The bullet fired from a gun on the ground has a velocity v. The x-component of the velocity is 7.2 ms-1 and the y-component of the velocity is 9 ms-1. x is the horizontal axis and y is the vertial axis. What is the distance in m between the gun and the point where the bullet hits the ground? Acceleration due to gravity is 9.8ms-2. Assuming there is no air resistance during the bullet's flight.

To solve this problem, we need to find the time the bullet is in the air and then use that time to find the horizontal distance the bullet travels.

1. First, we find the time the bullet is in the air. The bullet is in the air for the time it takes to rise and fall. We can find the time it takes to rise by using the equation of motion: v = u + at, where v is the final velocity (which is 0 at the highest point), u is the initial velocity (which is the y-component of the velocity, 9 m/s), and a is the acceleration (which is -9.8 m/s² due to gravity). Solving for t gives us t = (v - u) / a = (0 - 9) / -9.8 = 0.918 seconds. The bullet takes the same amount of time to fall, so the total time in the air is 2 * 0.918 = 1.836 seconds.

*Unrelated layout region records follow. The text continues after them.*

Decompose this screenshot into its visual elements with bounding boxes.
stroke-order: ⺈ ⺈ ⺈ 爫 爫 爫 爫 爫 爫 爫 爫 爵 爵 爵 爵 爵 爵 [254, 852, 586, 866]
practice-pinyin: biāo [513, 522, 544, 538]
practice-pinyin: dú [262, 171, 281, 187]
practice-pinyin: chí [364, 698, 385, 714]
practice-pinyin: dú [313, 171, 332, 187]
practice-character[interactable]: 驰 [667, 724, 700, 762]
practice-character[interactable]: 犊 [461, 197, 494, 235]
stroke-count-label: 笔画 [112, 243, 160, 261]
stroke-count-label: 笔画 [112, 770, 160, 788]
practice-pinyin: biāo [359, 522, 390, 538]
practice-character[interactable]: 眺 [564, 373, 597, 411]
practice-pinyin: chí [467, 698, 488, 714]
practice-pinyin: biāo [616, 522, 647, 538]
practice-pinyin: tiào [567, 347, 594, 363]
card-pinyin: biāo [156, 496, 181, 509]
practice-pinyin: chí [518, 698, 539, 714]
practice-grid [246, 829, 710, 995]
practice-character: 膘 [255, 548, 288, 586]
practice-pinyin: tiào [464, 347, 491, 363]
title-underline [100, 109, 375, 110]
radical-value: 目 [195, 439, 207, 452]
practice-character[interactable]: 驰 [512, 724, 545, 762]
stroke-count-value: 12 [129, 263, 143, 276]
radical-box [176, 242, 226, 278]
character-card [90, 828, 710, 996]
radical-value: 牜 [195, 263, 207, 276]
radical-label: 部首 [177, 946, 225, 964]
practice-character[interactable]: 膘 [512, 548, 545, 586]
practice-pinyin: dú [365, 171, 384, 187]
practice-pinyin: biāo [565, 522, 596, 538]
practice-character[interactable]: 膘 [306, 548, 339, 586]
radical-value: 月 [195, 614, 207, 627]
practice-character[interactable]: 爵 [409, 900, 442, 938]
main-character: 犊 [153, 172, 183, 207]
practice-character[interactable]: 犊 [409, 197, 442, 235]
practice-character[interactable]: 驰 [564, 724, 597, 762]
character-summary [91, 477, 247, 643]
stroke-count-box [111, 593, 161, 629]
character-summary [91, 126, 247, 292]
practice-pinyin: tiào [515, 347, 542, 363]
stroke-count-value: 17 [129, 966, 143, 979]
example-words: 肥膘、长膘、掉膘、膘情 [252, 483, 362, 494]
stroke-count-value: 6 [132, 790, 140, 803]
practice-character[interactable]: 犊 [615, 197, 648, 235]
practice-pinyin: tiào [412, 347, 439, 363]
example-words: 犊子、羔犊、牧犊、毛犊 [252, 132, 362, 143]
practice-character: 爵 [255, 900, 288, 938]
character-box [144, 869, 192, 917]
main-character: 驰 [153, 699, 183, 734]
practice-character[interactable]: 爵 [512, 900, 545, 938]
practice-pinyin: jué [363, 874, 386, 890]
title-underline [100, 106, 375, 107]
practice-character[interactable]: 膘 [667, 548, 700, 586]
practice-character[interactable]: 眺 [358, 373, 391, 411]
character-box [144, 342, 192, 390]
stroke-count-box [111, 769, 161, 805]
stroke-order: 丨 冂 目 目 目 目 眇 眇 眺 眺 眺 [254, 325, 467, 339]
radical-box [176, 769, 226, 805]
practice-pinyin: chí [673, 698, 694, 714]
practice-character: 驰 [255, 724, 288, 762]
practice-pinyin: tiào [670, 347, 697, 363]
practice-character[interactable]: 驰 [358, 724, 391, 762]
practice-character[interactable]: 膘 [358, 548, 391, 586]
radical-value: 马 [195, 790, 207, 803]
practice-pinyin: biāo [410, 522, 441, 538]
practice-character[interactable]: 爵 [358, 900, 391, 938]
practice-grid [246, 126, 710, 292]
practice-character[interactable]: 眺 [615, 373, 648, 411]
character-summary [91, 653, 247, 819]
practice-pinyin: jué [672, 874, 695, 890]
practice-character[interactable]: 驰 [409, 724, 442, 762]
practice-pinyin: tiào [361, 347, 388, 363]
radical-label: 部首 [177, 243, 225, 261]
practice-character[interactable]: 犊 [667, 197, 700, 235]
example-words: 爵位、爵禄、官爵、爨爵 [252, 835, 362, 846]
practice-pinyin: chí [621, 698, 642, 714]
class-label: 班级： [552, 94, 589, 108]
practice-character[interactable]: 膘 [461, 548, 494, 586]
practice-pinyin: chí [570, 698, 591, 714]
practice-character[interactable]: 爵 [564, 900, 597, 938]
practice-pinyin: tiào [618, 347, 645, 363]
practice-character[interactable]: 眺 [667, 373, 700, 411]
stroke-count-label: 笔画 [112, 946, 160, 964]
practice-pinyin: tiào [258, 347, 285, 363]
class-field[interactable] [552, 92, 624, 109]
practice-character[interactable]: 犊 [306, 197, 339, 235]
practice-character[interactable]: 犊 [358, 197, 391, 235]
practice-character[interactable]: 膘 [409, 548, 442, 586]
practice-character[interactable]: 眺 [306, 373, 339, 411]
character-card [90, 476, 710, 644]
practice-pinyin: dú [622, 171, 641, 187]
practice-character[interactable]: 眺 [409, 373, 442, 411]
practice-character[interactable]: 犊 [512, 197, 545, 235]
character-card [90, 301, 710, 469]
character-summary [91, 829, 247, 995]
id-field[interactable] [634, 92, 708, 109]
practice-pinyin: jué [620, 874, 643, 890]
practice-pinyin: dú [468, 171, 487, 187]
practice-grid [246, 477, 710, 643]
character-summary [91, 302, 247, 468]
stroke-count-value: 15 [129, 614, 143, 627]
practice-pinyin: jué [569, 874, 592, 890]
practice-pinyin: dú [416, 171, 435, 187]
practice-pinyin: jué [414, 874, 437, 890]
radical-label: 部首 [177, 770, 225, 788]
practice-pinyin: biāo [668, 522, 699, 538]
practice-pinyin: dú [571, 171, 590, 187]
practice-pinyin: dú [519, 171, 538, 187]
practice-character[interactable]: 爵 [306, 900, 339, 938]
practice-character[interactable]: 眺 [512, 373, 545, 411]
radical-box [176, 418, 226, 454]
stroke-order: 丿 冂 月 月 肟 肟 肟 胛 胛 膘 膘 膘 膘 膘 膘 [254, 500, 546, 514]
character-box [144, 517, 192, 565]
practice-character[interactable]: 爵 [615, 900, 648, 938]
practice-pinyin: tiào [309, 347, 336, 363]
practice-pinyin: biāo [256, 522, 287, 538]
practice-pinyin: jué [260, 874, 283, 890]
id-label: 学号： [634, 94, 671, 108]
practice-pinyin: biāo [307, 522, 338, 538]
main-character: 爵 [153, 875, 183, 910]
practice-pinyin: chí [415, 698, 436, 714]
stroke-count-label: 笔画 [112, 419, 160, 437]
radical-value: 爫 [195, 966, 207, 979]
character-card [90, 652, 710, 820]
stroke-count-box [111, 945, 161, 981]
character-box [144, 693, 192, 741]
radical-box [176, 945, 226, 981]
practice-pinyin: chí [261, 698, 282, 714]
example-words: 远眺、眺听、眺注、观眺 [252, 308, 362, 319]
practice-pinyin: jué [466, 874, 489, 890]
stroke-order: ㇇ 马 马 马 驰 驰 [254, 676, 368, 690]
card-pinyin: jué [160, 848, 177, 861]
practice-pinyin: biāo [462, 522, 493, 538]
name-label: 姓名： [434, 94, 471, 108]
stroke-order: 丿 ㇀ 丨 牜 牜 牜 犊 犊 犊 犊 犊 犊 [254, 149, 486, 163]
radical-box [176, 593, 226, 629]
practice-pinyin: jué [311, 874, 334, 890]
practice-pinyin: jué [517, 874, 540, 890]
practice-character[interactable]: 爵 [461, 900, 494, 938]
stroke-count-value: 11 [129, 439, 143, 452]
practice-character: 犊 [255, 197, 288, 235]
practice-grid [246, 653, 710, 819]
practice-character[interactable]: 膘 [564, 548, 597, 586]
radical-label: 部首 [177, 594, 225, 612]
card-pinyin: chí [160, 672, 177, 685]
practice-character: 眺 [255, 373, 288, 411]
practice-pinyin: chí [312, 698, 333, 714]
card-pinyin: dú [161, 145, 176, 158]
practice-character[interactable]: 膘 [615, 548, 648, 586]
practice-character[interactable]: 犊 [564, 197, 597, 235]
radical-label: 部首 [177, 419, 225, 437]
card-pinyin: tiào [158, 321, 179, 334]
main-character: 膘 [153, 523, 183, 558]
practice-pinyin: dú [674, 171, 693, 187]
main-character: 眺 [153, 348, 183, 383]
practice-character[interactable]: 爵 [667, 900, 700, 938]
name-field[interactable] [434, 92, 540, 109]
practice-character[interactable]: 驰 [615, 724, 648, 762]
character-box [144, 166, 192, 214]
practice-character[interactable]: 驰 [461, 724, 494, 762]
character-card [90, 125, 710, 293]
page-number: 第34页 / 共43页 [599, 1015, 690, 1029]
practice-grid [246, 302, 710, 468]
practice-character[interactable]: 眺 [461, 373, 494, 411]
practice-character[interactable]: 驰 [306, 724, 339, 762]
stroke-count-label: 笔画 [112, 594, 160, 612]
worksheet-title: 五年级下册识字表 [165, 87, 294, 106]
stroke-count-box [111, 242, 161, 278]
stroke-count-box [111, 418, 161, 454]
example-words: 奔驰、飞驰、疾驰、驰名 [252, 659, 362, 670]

2. Next, we find the horizontal distance the bullet travels. The horizontal distance is the horizontal velocity times the time in the air. The horizontal velocity is the x-component of the velocity, 7.2 m/s. So the horizontal distance is 7.2 m/s * 1.836 s = 13.22 meters.

So, the distance between the gun and the point where the bullet hits the ground is 13.22 meters.

To solve this problem, we need to find the time the bullet is in the air and then use that to find the horizontal distance it travels.

1. First, we find the time the bullet is in the air. The bullet is in the air as long as it takes to reach its peak and then fall back to the ground. The time to reach the peak can be found by using the equation of motion: v = u + at, where v is the final velocity (0 m/s at the peak), u is the initial velocity (9 m/s), and a is the acceleration (-9.8 m/s², the negative sign indicates that gravity is acting downwards). Solving for t gives us t = (v - u) / a = (0 - 9) / -9.8 = 0.918 seconds. The total time in the air is twice this (going up and coming down), so t = 2 * 0.918 = 1.836 seconds.

2. Next, we find the horizontal distance the bullet travels. The horizontal velocity is constant (7.2 m/s), so the horizontal distance (d) can be found by multiplying the horizontal velocity by the time in the air: d = vt = 7.2 m/s * 1.836 s = 13.22 m.

So, the distance between the gun and the point where the bullet hits the ground is approximately 13.22 meters.